Python에서 DOM API로 XML 구문 분석

<시간/>

문서 개체 모델("DOM")은 XML 문서에 액세스하고 수정하기 위한 W3C(World Wide Web Consortium)의 교차 언어 API입니다.

DOM은 랜덤 액세스 애플리케이션에 매우 유용합니다. SAX를 사용하면 한 번에 문서의 한 비트만 볼 수 있습니다. 하나의 SAX 요소를 보고 있다면 다른 요소에 액세스할 수 없습니다.

다음은 XML 문서를 빠르게 로드하고 xml.dom 모듈을 사용하여 minidom 개체를 만드는 가장 쉬운 방법입니다. minidom 개체는 XML 파일에서 DOM 트리를 빠르게 생성하는 간단한 파서 메서드를 제공합니다.

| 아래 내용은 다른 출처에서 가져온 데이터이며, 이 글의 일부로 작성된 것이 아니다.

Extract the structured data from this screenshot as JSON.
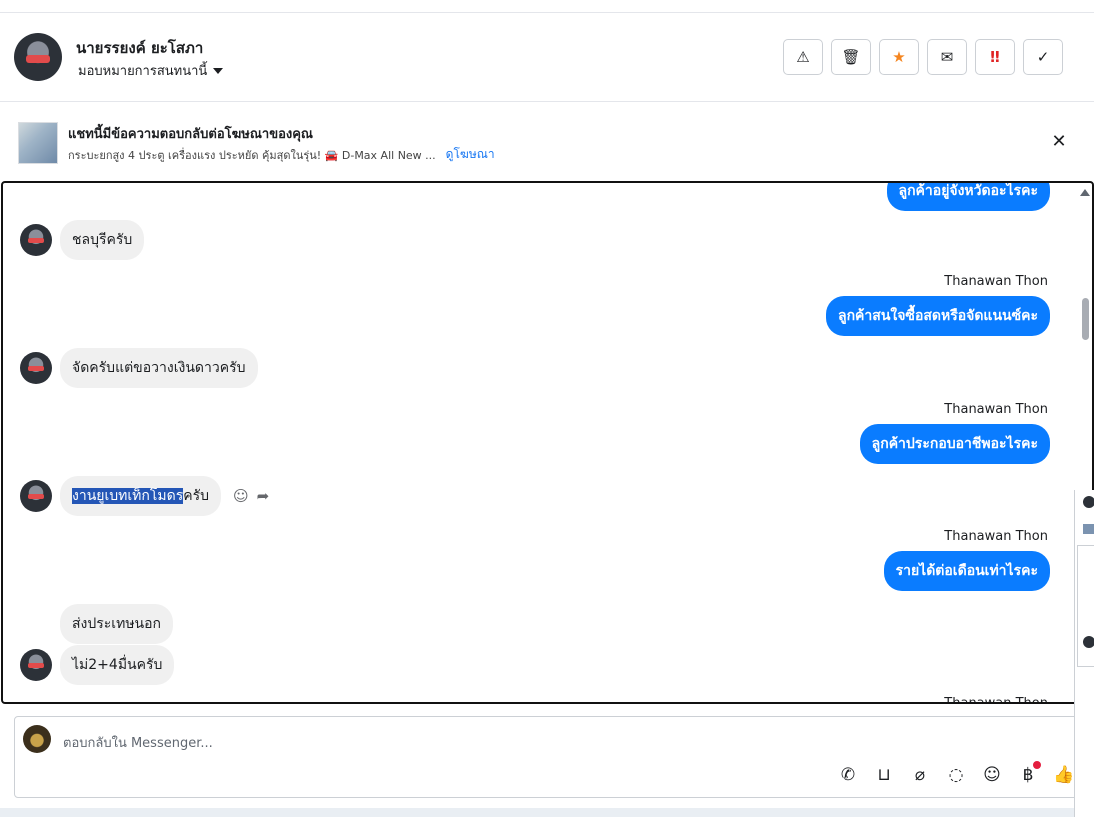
{
  "header": {
    "contact_name": "นายรรยงค์ ยะโสภา",
    "assign_label": "มอบหมายการสนทนานี้",
    "actions": [
      {
        "name": "report-spam-button",
        "icon": "⚠"
      },
      {
        "name": "delete-button",
        "icon": "🗑"
      },
      {
        "name": "star-button",
        "icon": "★"
      },
      {
        "name": "mark-unread-button",
        "icon": "✉"
      },
      {
        "name": "urgent-button",
        "icon": "‼"
      },
      {
        "name": "mark-done-button",
        "icon": "✓"
      }
    ]
  },
  "ad_banner": {
    "title": "แชทนี้มีข้อความตอบกลับต่อโฆษณาของคุณ",
    "subtitle": "กระบะยกสูง 4 ประตู เครื่องแรง ประหยัด คุ้มสุดในรุ่น! 🚘 D-Max All New ...",
    "link": "ดูโฆษณา",
    "close_icon": "✕"
  },
  "conversation": {
    "partial_top_out": "ลูกค้าอยู่จังหวัดอะไรคะ",
    "messages": [
      {
        "text": "ชลบุรีครับ"
      },
      {
        "sender": "Thanawan Thon",
        "text": "ลูกค้าสนใจซื้อสดหรือจัดแนนซ์คะ"
      },
      {
        "text": "จัดครับแต่ขอวางเงินดาวครับ"
      },
      {
        "sender": "Thanawan Thon",
        "text": "ลูกค้าประกอบอาชีพอะไรคะ"
      },
      {
        "text_highlighted": "งานยูเบทเท็กโมดร",
        "text_rest": "ครับ"
      },
      {
        "sender": "Thanawan Thon",
        "text": "รายได้ต่อเดือนเท่าไรคะ"
      },
      {
        "text": "ส่งประเทษนอก"
      },
      {
        "text": "ไม่2+4มื่นครับ"
      }
    ],
    "partial_bottom_sender": "Thanawan Thon"
  },
  "reply_box": {
    "placeholder": "ตอบกลับใน Messenger...",
    "tools": [
      "phone-plus-icon",
      "shopping-bag-icon",
      "paperclip-icon",
      "chat-bubble-icon",
      "emoji-icon",
      "baht-icon",
      "thumbs-up-icon"
    ]
  }
}
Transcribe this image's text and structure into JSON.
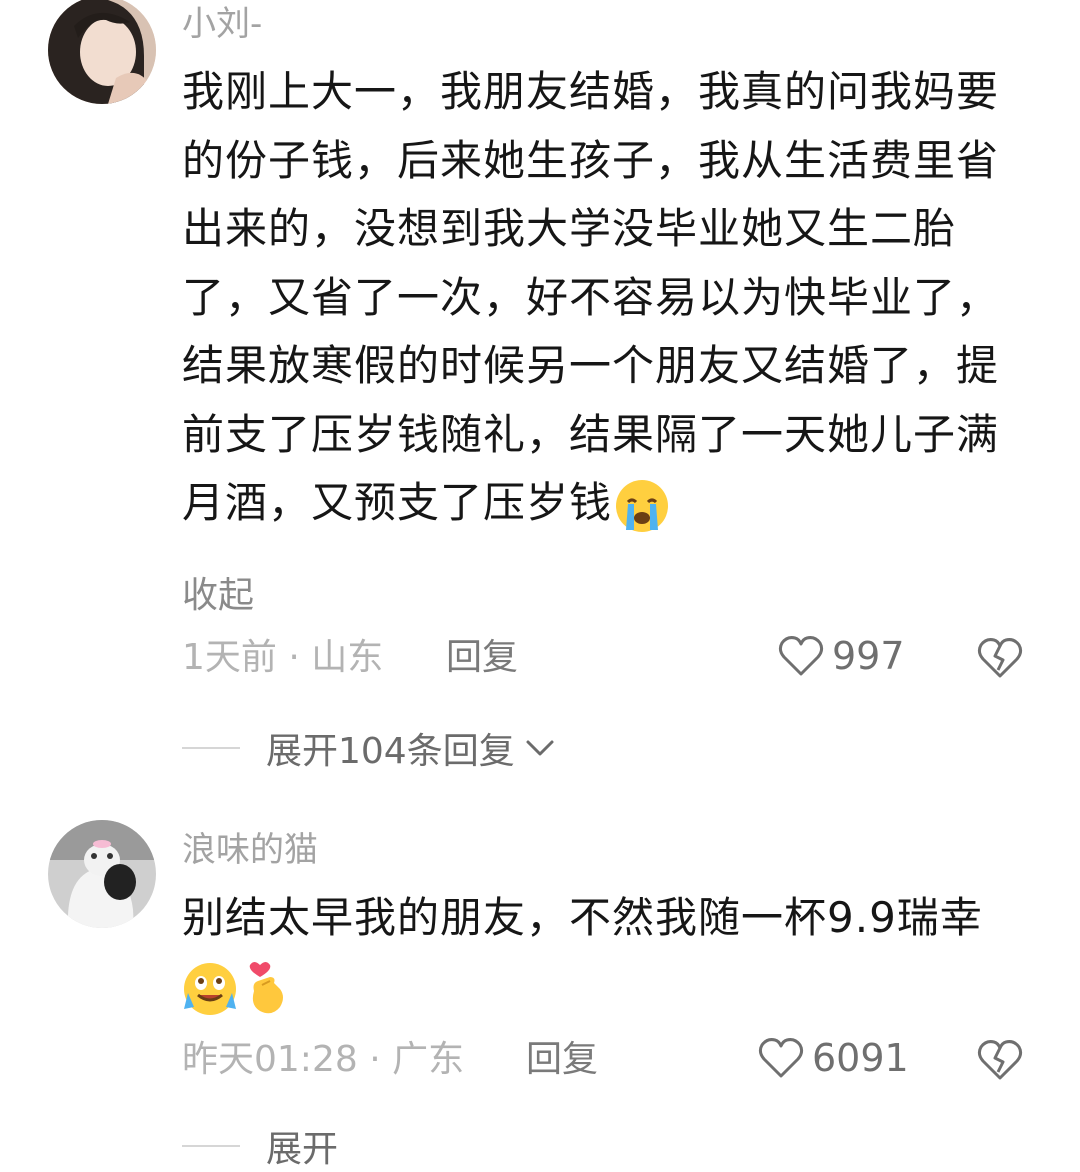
{
  "comments": [
    {
      "username": "小刘-",
      "text": "我刚上大一，我朋友结婚，我真的问我妈要的份子钱，后来她生孩子，我从生活费里省出来的，没想到我大学没毕业她又生二胎了，又省了一次，好不容易以为快毕业了，结果放寒假的时候另一个朋友又结婚了，提前支了压岁钱随礼，结果隔了一天她儿子满月酒，又预支了压岁钱",
      "collapse_label": "收起",
      "time_location": "1天前 · 山东",
      "reply_label": "回复",
      "like_count": "997",
      "expand_label": "展开104条回复",
      "emojis": [
        "crying-face-emoji"
      ]
    },
    {
      "username": "浪味的猫",
      "text": "别结太早我的朋友，不然我随一杯9.9瑞幸",
      "time_location": "昨天01:28 · 广东",
      "reply_label": "回复",
      "like_count": "6091",
      "expand_label": "展开",
      "emojis": [
        "tearful-smile-emoji",
        "finger-heart-emoji"
      ]
    }
  ]
}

샘플 구문은 minidom 객체의 parse( file [,parser] ) 함수를 호출하여 file 로 지정된 XML 파일을 DOM 트리 객체로 파싱합니다.

#!/usr/bin/python
from xml.dom.minidom import parse
import xml.dom.minidom
# Open XML document using minidom parser
DOMTree = xml.dom.minidom.parse("movies.xml")
collection = DOMTree.documentElement
if collection.hasAttribute("shelf"):
   print "Root element : %s" % collection.getAttribute("shelf")
# Get all the movies in the collection
movies = collection.getElementsByTagName("movie")
# Print detail of each movie.
for movie in movies:
print "*****Movie*****"
   if movie.hasAttribute("title"):
      print "Title: %s" % movie.getAttribute("title")
   type = movie.getElementsByTagName('type')[0]
   print "Type: %s" % type.childNodes[0].data
   format = movie.getElementsByTagName('format')[0]
   print "Format: %s" % format.childNodes[0].data
   rating = movie.getElementsByTagName('rating')[0]
   print "Rating: %s" % rating.childNodes[0].data
   description = movie.getElementsByTagName('description')[0]
   print "Description: %s" % description.childNodes[0].data

이것은 다음과 같은 결과를 낳을 것입니다 -

Root element : New Arrivals
*****Movie*****
Title: Enemy Behind
Type: War, Thriller
Format: DVD
Rating: PG
Description: Talk about a US-Japan war
*****Movie*****
Title: Transformers
Type: Anime, Science Fiction
Format: DVD
Rating: R
Description: A schientific fiction
*****Movie*****
Title: Trigun
Type: Anime, Action
Format: DVD
Rating: PG
Description: Vash the Stampede!
*****Movie*****
Title: Ishtar
Type: Comedy
Format: VHS
Rating: PG
Description: Viewable boredom

DOM API 문서에 대한 자세한 내용은 표준 Python API를 참조하세요.